Le nostre innegabili diversità caratteriali e il nostro multiforme modo di agire sono dunque dovuti al fatto che – ovviamente – ognuno di noi durante la vita si forma un set diverso di simboli, perché ognuno di noi fa diverse esperienze. Non esistono due persone che si comporterebbero sempre allo stesso modo nelle medesime situazioni (2). Ma, per tutto ciò che ho detto sopra, non si tratta di libero arbitrio. Anche se può sembrare che lo sia, e ci fa parecchio comodo ed è gratificante pensarlo, siamo solo guidati dagli input differenti che incontriamo. Siamo conseguenze dell’ambiente: noi e le nostre azioni. Siamo uno sterminato campo di girasoli sotto un cielo d’infiniti soli-stimolo che fuggono via nelle più impensate direzioni. Siamo tutto il campo, non i singoli girasoli.

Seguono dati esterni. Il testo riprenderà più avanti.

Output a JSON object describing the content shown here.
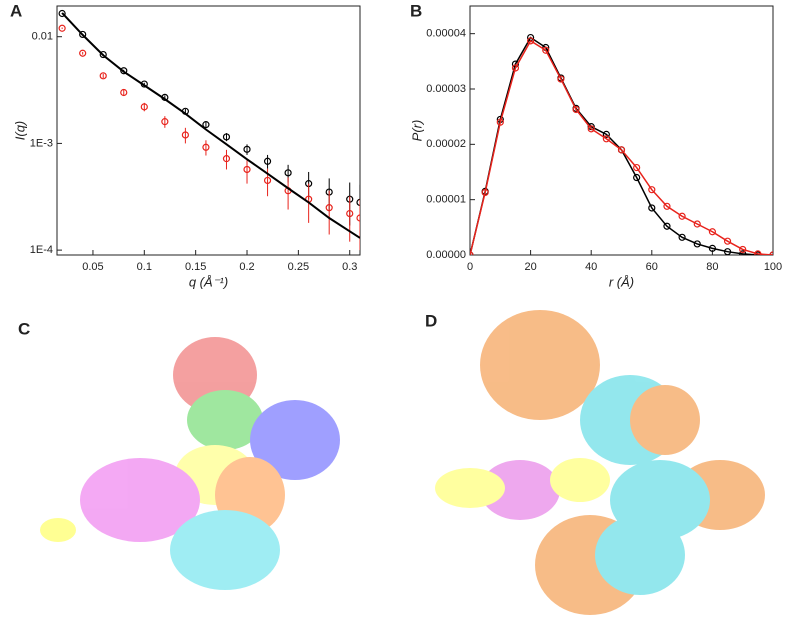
{
  "chart_data": [
    {
      "type": "scatter",
      "panel_label": "A",
      "xlabel": "q (Å⁻¹)",
      "ylabel": "I(q)",
      "ylog": true,
      "xlim": [
        0.015,
        0.31
      ],
      "ylim": [
        9e-05,
        0.0194
      ],
      "xticks": [
        0.05,
        0.1,
        0.15,
        0.2,
        0.25,
        0.3
      ],
      "yticks": [
        {
          "value": 0.0001,
          "label": "1E-4"
        },
        {
          "value": 0.001,
          "label": "1E-3"
        },
        0.01
      ],
      "x": [
        0.02,
        0.04,
        0.06,
        0.08,
        0.1,
        0.12,
        0.14,
        0.16,
        0.18,
        0.2,
        0.22,
        0.24,
        0.26,
        0.28,
        0.3,
        0.31
      ],
      "series": [
        {
          "color": "#000000",
          "marker": "circle",
          "values": [
            0.0165,
            0.0105,
            0.0068,
            0.0048,
            0.0036,
            0.0027,
            0.002,
            0.0015,
            0.00115,
            0.00088,
            0.00068,
            0.00053,
            0.00042,
            0.00035,
            0.0003,
            0.00028
          ],
          "errors": [
            0.0001,
            0.0001,
            0.0001,
            0.0001,
            0.0001,
            0.00012,
            0.0001,
            0.0001,
            0.0001,
            0.0001,
            0.0001,
            0.0001,
            0.00012,
            0.00012,
            0.00013,
            0.00013
          ]
        },
        {
          "color": "#e8231c",
          "marker": "circle",
          "values": [
            0.012,
            0.007,
            0.0043,
            0.003,
            0.0022,
            0.0016,
            0.0012,
            0.00092,
            0.00072,
            0.00057,
            0.00045,
            0.00036,
            0.0003,
            0.00025,
            0.00022,
            0.0002
          ],
          "errors": [
            0.0002,
            0.0002,
            0.0002,
            0.0002,
            0.0002,
            0.0002,
            0.0002,
            0.00015,
            0.00015,
            0.00015,
            0.00013,
            0.00012,
            0.00012,
            0.00011,
            0.0001,
            0.0001
          ]
        },
        {
          "color": "#000000",
          "marker": "line",
          "values": [
            0.0167,
            0.0104,
            0.0067,
            0.0047,
            0.0035,
            0.0026,
            0.0019,
            0.00135,
            0.00098,
            0.00071,
            0.00052,
            0.00038,
            0.00028,
            0.0002,
            0.00015,
            0.00013
          ]
        }
      ]
    },
    {
      "type": "scatter",
      "panel_label": "B",
      "xlabel": "r (Å)",
      "ylabel": "P(r)",
      "ylog": false,
      "xlim": [
        0,
        100
      ],
      "ylim": [
        0,
        4.5e-05
      ],
      "xticks": [
        0,
        20,
        40,
        60,
        80,
        100
      ],
      "yticks": [
        {
          "value": 0,
          "label": "0.00000"
        },
        {
          "value": 1e-05,
          "label": "0.00001"
        },
        {
          "value": 2e-05,
          "label": "0.00002"
        },
        {
          "value": 3e-05,
          "label": "0.00003"
        },
        {
          "value": 4e-05,
          "label": "0.00004"
        }
      ],
      "x": [
        0,
        5,
        10,
        15,
        20,
        25,
        30,
        35,
        40,
        45,
        50,
        55,
        60,
        65,
        70,
        75,
        80,
        85,
        90,
        95,
        100
      ],
      "series": [
        {
          "color": "#000000",
          "marker": "circle",
          "values": [
            0,
            1.15e-05,
            2.45e-05,
            3.45e-05,
            3.93e-05,
            3.75e-05,
            3.2e-05,
            2.65e-05,
            2.32e-05,
            2.18e-05,
            1.9e-05,
            1.4e-05,
            8.5e-06,
            5.2e-06,
            3.2e-06,
            2e-06,
            1.2e-06,
            6e-07,
            2e-07,
            0,
            0
          ]
        },
        {
          "color": "#e8231c",
          "marker": "circle",
          "values": [
            0,
            1.13e-05,
            2.4e-05,
            3.38e-05,
            3.87e-05,
            3.7e-05,
            3.18e-05,
            2.63e-05,
            2.28e-05,
            2.1e-05,
            1.9e-05,
            1.58e-05,
            1.18e-05,
            8.8e-06,
            7e-06,
            5.6e-06,
            4.2e-06,
            2.5e-06,
            1e-06,
            2e-07,
            0
          ]
        }
      ]
    }
  ],
  "panels": [
    "C",
    "D"
  ]
}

Tornando a Parigi, dopo questa lunga digressione: perché avevo l’impressione (talvolta) che le parole mi sfuggissero di bocca?

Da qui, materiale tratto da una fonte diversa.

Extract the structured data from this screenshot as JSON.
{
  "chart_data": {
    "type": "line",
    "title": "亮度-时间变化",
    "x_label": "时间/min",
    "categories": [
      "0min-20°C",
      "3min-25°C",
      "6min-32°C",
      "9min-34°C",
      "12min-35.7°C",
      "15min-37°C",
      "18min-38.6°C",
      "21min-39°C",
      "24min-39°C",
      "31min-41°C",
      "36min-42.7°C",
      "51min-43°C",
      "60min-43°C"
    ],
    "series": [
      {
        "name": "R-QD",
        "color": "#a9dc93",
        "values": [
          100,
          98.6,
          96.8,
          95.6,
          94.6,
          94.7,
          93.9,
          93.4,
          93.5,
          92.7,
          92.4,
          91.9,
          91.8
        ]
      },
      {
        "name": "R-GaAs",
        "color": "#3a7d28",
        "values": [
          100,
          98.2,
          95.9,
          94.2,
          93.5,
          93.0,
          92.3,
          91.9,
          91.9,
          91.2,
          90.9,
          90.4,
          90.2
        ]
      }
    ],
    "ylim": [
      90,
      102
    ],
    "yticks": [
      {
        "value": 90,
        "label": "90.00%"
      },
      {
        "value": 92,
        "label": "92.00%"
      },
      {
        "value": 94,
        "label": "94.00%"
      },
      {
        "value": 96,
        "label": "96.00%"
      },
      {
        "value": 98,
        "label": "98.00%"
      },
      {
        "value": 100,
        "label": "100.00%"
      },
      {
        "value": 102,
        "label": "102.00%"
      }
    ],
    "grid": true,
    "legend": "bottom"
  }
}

Dennett direbbe che non ero in grado di esercitare la giusta censura sui “folletti”-parole che arrivano da qualche parte (“il pandemonio”) dentro di me e che “mi fanno” dire le cose. Ma ciò implica che io abbia un ruolo attivo, o almeno, mi suona così. Io non credo che si tratti di mancanza di censura. Non credo di avere un ruolo attivo, e in questo mi trovo più d’accordo con Hofstadter. Credo che, più banalmente, stanchezza (e alcool) disturbino la comunicazione tra mezzi di percezione e formazione di simboli. Così  in tali circostanze il mio comportamento “automatico” è “adeguato”, sì, ma ad una situazione mal percepita o fraintesa. In sé il mio comportamento è sempre giusto e appropriato:  in questi casi è solo relazionato a un ambiente (interno e esterno) non perfettamente percepito.

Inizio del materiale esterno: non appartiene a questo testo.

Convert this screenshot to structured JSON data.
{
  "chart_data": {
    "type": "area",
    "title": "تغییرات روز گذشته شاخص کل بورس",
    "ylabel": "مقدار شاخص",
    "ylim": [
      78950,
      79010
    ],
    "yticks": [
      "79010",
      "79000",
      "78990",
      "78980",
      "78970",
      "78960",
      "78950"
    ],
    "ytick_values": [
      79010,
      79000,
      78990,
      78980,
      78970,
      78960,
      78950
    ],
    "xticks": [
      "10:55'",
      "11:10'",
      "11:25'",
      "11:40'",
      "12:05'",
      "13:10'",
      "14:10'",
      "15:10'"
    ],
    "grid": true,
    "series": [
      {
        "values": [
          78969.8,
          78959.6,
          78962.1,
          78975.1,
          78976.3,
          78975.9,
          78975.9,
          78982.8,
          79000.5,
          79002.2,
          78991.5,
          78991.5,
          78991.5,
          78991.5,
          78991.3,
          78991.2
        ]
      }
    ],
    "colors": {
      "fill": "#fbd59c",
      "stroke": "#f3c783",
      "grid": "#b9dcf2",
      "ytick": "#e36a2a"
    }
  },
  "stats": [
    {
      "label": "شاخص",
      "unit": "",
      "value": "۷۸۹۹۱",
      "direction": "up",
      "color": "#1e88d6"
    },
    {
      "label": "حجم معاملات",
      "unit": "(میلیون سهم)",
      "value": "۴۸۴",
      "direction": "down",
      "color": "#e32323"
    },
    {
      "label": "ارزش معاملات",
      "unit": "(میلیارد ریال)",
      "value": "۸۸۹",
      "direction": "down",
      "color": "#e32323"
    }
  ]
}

Se ammettiamo che stanchezza e alcool provochino disturbi di percezione non continuativi (il che per me è plausibile), ondate di assenza di segnale, rumori temporanei nella comunicazione, è nei momenti di recupero di energie o di recupero di lucidità, nei momenti in cui torniano a percepire il mondo (anche quello interno) nel modo appropriato (secondo gli standard, secondo ciò che abbiamo appreso) che ci voltiamo indietro e giudichiamo inadeguato, e sorprendente, ciò che abbiamo appena proferito. E’ questo, credo, che mi succedeva a Parigi.

Se il mondo mi pare B, mi comporterò in maniera consequenziale B1. Ma quando ritorno a vederlo normalmente come A, il comportamento B1 mi sembrerà illogico se relazionato a A1 (conseguenza di A).

(mi torna a mente la divertente storia che mi raccontò un amico una volta. c’è lui che sta rincasando dopo una notte a forti tinte alcoliche. è molto tardi. di fronte alla porta di casa, cerca di infilare la chiave nella serratura – senza riuscirci al primo colpo. fa un gran baccano, ma poi riesce ad aprire. quando entra sente i genitori, un po’ allarmati, chiamarlo dalla loro camera da letto: “Lorenzo?”. lui sente pronunciare il proprio nome e risponde con un bizzarro “… PRONTO?!”, chiedendosi un istante dopo perché mai abbia risposto in maniera così stupida. non sarei stupito se scoprissi che in quegli attimi il suo mondo interno, confuso con quello esterno, stesse girando attorno al ricordo o al proposito di fare o ricevere una telefonata)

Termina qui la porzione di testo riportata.